Dans un village breton, une autre façon d'habiter

Au coeur du village de Saint-André-des-Eaux, noyées dans la verdure printanière, plusieurs maisons en bois: bienvenue au hameau du Placis, un "hameau léger", habitat d'un type nouveau qui se veut partagé, accessible à tous et intégrant le changement climatique.

Lunettes rondes, cheveux blonds, Xavier Gisserot, à peine 30 ans, est l'un des concepteurs de ce projet associatif dont l'une des ambitions est aussi d'accompagner les communes en quête d'alternatives au lotissement.

"Une des idées, pour nous, c'est de baisser les coûts contraints de la vie, comme le logement et l'énergie, des charges qui empêchent souvent les personnes de mener des projets comme elles le souhaiteraient", explique le trentenaire aux airs de premier de la classe.

Ici, chacun conçoit sa maison comme il l'entend, dans l'esprit du hameau, mais personne n'est propriétaire de son terrain: celui-ci est loué à la commune, à hauteur de 50 euros/mois par maison, dans le cadre d'un bail emphytéotique de 80 ans. Le coût de la majorité des maisons, pour la plupart autoconstruites, est compris entre 12.000 et 15.000 euros, avec une emprise moyenne au sol de 20m2, un peu plus avec une mezzanine.

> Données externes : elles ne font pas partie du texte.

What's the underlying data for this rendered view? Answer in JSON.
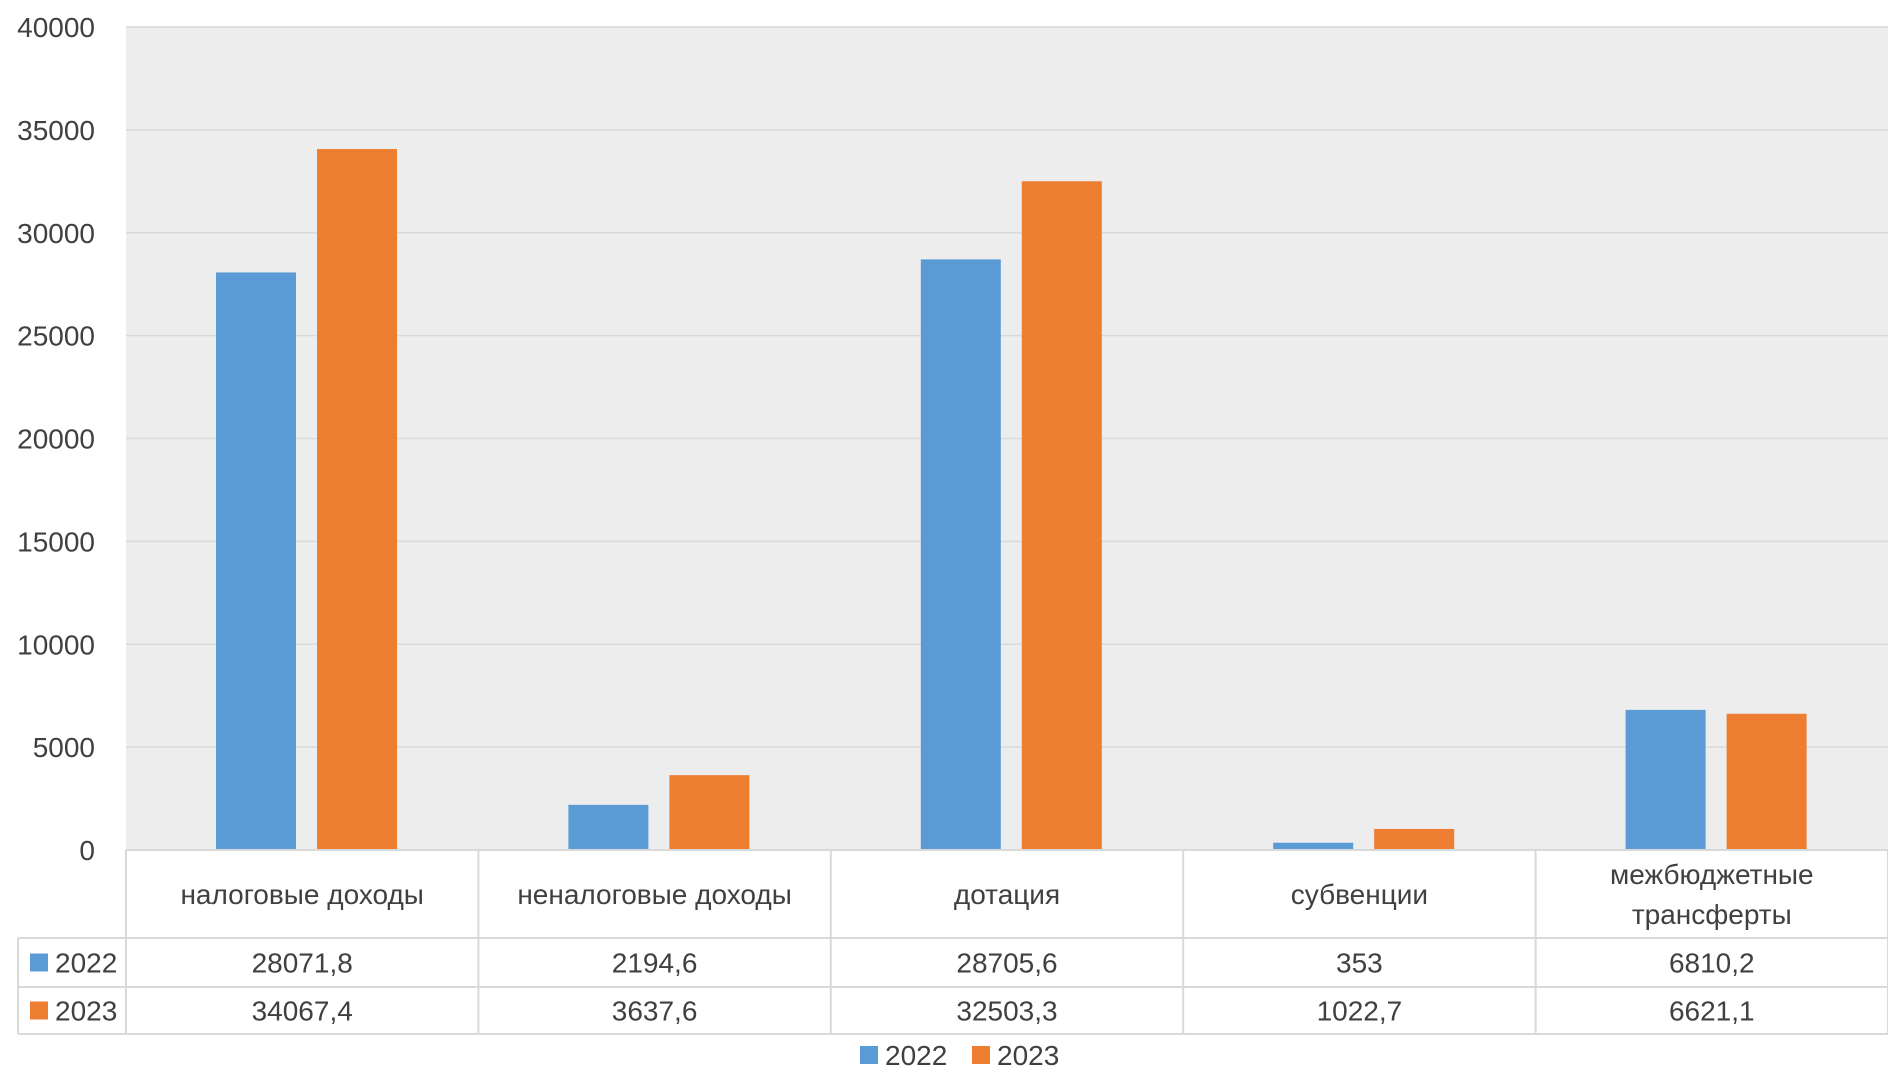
{
  "chart_data": {
    "type": "bar",
    "title": "",
    "xlabel": "",
    "ylabel": "",
    "ylim": [
      0,
      40000
    ],
    "yticks": [
      "0",
      "5000",
      "10000",
      "15000",
      "20000",
      "25000",
      "30000",
      "35000",
      "40000"
    ],
    "grid": true,
    "legend_position": "bottom",
    "categories": [
      [
        "налоговые доходы"
      ],
      [
        "неналоговые доходы"
      ],
      [
        "дотация"
      ],
      [
        "субвенции"
      ],
      [
        "межбюджетные",
        "трансферты"
      ]
    ],
    "series": [
      {
        "name": "2022",
        "color": "#5B9BD5",
        "values": [
          28071.8,
          2194.6,
          28705.6,
          353,
          6810.2
        ],
        "labels": [
          "28071,8",
          "2194,6",
          "28705,6",
          "353",
          "6810,2"
        ]
      },
      {
        "name": "2023",
        "color": "#ED7D31",
        "values": [
          34067.4,
          3637.6,
          32503.3,
          1022.7,
          6621.1
        ],
        "labels": [
          "34067,4",
          "3637,6",
          "32503,3",
          "1022,7",
          "6621,1"
        ]
      }
    ],
    "plot_background": "#EDEDED",
    "gridline_color": "#D9D9D9",
    "table_border_color": "#D9D9D9"
  }
}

Il s'agit aussi "d'avoir le plus faible impact écologique possible, à tous les niveaux": des fondations "qui n'imperméabilisent pas le sol" (sur pieux, sur pneus) pour pouvoir le rendre à la nature (principe de réversibilité), des matériaux de construction à faible impact carbone (bois, chanvre, terre, etc...), voire du recyclage (huisseries, par exemple), une énergie économe (bois, panneaux solaires), récupération de l'eau, assainissement par phytoépuration, etc...

Pour compenser la modeste superficie des maisons, un bâtiment commun comprend une buanderie, une grande salle pour les fêtes, quelques chambres pour les hôtes de passage.

Bien que ce soit lui qui a contacté l'association, le maire reconnaît qu'au départ le conseil municipal était "partagé". "Certains voyaient déjà des yourtes, un village de beatniks... La peur de l'autre qui arrive. Comme tout projet innovant, c'est légitime, ça fait se poser des questions", dit Jean-Louis Nogues.

Bilan: "Ca n'a rien coûté à la commune ni en viabilisation, ni en voirie. On reçoit un loyer de 5.000 euros par an, on a huit maisons et de nouveaux habitants. En plus, on a conservé deux beaux talus de chênes qu'il fallait araser si on avait construit comme prévu un lotissement ordinaire". Et, en prime, "le café et l'épicerie tournent à nouveau", se réjouit l'élu, agriculteur "en conventionnel", précise-t-il.

De 270 habitants il y a une dizaine d'années, le village est "quasiment passé à 400 aujourd'hui", se félicite M. Nogues.

-"Sobriété"-

Nolwenn Le Nir, 29 ans, a "conçu tous les plans" de son intérieur douillet: un seul espace avec un coin cuisine, un coin repos, une douche en cours d'installation. "Jusqu'à présent, j'en ai eu pour 13.000 euros", dit-elle.

Originaire de Grenoble, la jeune femme avait "envie de ralentir, de vivre en milieu rural". Elle a passé le deuxième confinement avec l'association et n'est "jamais repartie", dit-elle, séduite par "la gouvernance partagée, la solidarité et l'entraide".

Graphiste, elle prépare actuellement un CAP de cuisine et participe comme "bénévole à temps plein" à la construction du bâtiment commun. "J'ai moins de besoins économiques. Je préfère utiliser mon temps et mon énergie ailleurs que dans le travail (salarié). C'est ce que j'ai envie de m'offrir".

La mixité sociale "est au coeur du projet", assure Xavier Gisserot. "On a une très grande diversité de profils et de revenus". Beaucoup de 25/35 ans en quête "d'un mode de vie qui corresponde à leurs valeurs" mais aussi de "futurs ou de jeunes retraités qui cherchent un cadre où ils vont pouvoir bien vieillir socialement et diminuer leurs dépenses".

L'association, qui emploie une dizaine de salariés, accompagne actuellement une dizaine de communes, la plupart en Bretagne.

"Cet aspect de sobriété, de vivre avec moins (...), c'est un mode de vie qui permet une liberté, c'est un levier d'émancipation. Dans 10 ou 20 ans, ça sera certainement davantage développé", anticipe Xavier Gisserot.